Friday, September 24, 2010

Taxes Qualify as Medical Expenses


Congress delegated the definition of medical loss ratio to an industry trade group, the National Association of Insurance Commissioners (NAIC).  The medical loss ratio is the amount of premium required to be spent on medical care vs. administrative expenses.  The battle over what qualifies as medical care nears an end with the NAIC's draft regulation.

Under a draft plan released on Thursday, insurers would be allowed to deduct nearly all federal and state taxes except for federal income taxes on investment income and capital gains in making their calculations.
"It's written the way insurers wanted it to be written, and so that is good for the insurers," said Amy Thornton, an analyst at Concept Capital's Washington Research Group.

The bill also gives a generous definition of medical expenses intended to improve the quality of care.

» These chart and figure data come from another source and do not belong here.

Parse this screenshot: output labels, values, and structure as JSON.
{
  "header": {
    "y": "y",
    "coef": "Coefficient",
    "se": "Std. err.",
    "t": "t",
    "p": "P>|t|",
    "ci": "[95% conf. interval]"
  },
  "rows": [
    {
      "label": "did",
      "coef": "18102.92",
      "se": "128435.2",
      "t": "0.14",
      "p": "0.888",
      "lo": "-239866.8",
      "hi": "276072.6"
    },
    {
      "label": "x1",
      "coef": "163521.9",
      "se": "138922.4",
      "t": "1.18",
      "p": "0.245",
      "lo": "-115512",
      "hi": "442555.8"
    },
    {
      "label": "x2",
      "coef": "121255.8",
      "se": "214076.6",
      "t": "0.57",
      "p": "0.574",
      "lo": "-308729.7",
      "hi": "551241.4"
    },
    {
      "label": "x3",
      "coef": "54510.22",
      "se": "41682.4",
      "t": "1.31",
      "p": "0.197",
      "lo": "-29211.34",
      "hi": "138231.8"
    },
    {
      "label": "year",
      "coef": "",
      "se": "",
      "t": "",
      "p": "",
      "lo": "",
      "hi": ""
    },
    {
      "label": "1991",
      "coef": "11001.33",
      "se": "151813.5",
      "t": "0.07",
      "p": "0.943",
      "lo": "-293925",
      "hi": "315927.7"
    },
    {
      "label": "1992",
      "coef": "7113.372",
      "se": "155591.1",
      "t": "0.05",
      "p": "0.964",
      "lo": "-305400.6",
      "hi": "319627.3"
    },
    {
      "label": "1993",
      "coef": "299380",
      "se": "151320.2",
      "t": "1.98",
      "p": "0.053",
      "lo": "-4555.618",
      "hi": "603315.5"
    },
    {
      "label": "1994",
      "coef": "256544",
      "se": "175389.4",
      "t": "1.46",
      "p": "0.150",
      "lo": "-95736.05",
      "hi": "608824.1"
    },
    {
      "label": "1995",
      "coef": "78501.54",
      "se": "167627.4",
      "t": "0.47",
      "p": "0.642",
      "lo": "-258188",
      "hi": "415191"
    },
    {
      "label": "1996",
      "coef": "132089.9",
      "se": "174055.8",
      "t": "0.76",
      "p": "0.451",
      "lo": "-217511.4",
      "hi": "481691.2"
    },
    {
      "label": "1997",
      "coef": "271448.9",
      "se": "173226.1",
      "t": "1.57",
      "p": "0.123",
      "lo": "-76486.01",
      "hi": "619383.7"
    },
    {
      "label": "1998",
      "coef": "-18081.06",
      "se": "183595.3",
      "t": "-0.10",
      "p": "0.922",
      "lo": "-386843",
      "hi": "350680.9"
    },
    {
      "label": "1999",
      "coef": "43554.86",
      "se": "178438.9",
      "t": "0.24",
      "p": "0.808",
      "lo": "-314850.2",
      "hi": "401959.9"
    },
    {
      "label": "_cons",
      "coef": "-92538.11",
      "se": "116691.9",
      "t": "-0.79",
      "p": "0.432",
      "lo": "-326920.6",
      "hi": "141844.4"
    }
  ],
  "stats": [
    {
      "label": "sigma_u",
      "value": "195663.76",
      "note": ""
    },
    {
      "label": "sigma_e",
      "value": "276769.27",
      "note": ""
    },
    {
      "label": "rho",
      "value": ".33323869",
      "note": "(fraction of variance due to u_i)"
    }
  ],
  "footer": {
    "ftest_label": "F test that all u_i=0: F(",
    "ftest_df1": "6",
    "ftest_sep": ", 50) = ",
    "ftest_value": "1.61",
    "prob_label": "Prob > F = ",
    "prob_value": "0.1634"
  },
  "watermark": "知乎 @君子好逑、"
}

In its proposal, NAIC said medical expenses aimed at health quality "must be directed toward individual enrollees" and "should not be designed primarily to control or contain cost."
Here's the definition from the NAIC:


Improving Health Care Quality Expenses – General Definition:
Quality Improvement (QI) expenses are expenses, other than those billed or allocated by a provider for care delivery (i.e., clinical or claims costs), for all plan activities that are designed to improve health care quality and increase the likelihood of desired health outcomes in ways that are capable of being objectively measured and of producing verifiable results and achievements. The expenses must be directed toward individual enrollees or may be incurred for the benefit of specified segments of enrollees, recognizing that such activities may provide health improvements to the population beyond those enrolled in coverage as long as no additional costs are incurred due to the non-enrollees other than allowable QI expenses associated with self insured plans. Qualifying QI expenses should be grounded in evidence-based medicine, widely accepted best clinical practice, or criteria issued by recognized professional medical societies, accreditation bodies, government agencies or other nationally recognized health care quality organizations. They should not be designed primarily to control or contain cost, although they may have cost reducing or cost neutral benefits as long as the primary focus is to improve quality. Qualifying QI activities are primarily designed to achieve the following goals set out in Section 2717 of the PHSA and Section 1311 of the PPACA:
• Improve health outcomes including increasing the likelihood of desired outcomes compared to a baseline and reducing health disparities among specified populations;
• Prevent hospital readmissions;
• Improve patient safety and reduce medical errors, lower infection and mortality rates;
• Increase wellness and promote health activities; or
Enhance the use of health care data to improve quality, transparency, and outcomes.
I bolded the "enhanced use of health care data" in light of Peter Orszag's recommendation that health care move from double blind clinical studies to clinical modeling.  Oddly, he suggested economics move in the opposite direction, away from econometrics to designed economic experiments.  That was after econometric models designed "fail proof" Triple A mortgage backed securities, which later imploded.  What Quants did for Wall Street, they can do for health care. 

Insurance "medical expenses" will include corporate taxes and Quants doing data mining.  That doesn't seem right, not in the least.  Did they tell President Obama, HHS Secretary Kathleen Sebellius, Health Reform Czar Nancy-Ann DeParle and White House spin-mistress Stephanie Cutter in their recent meeting?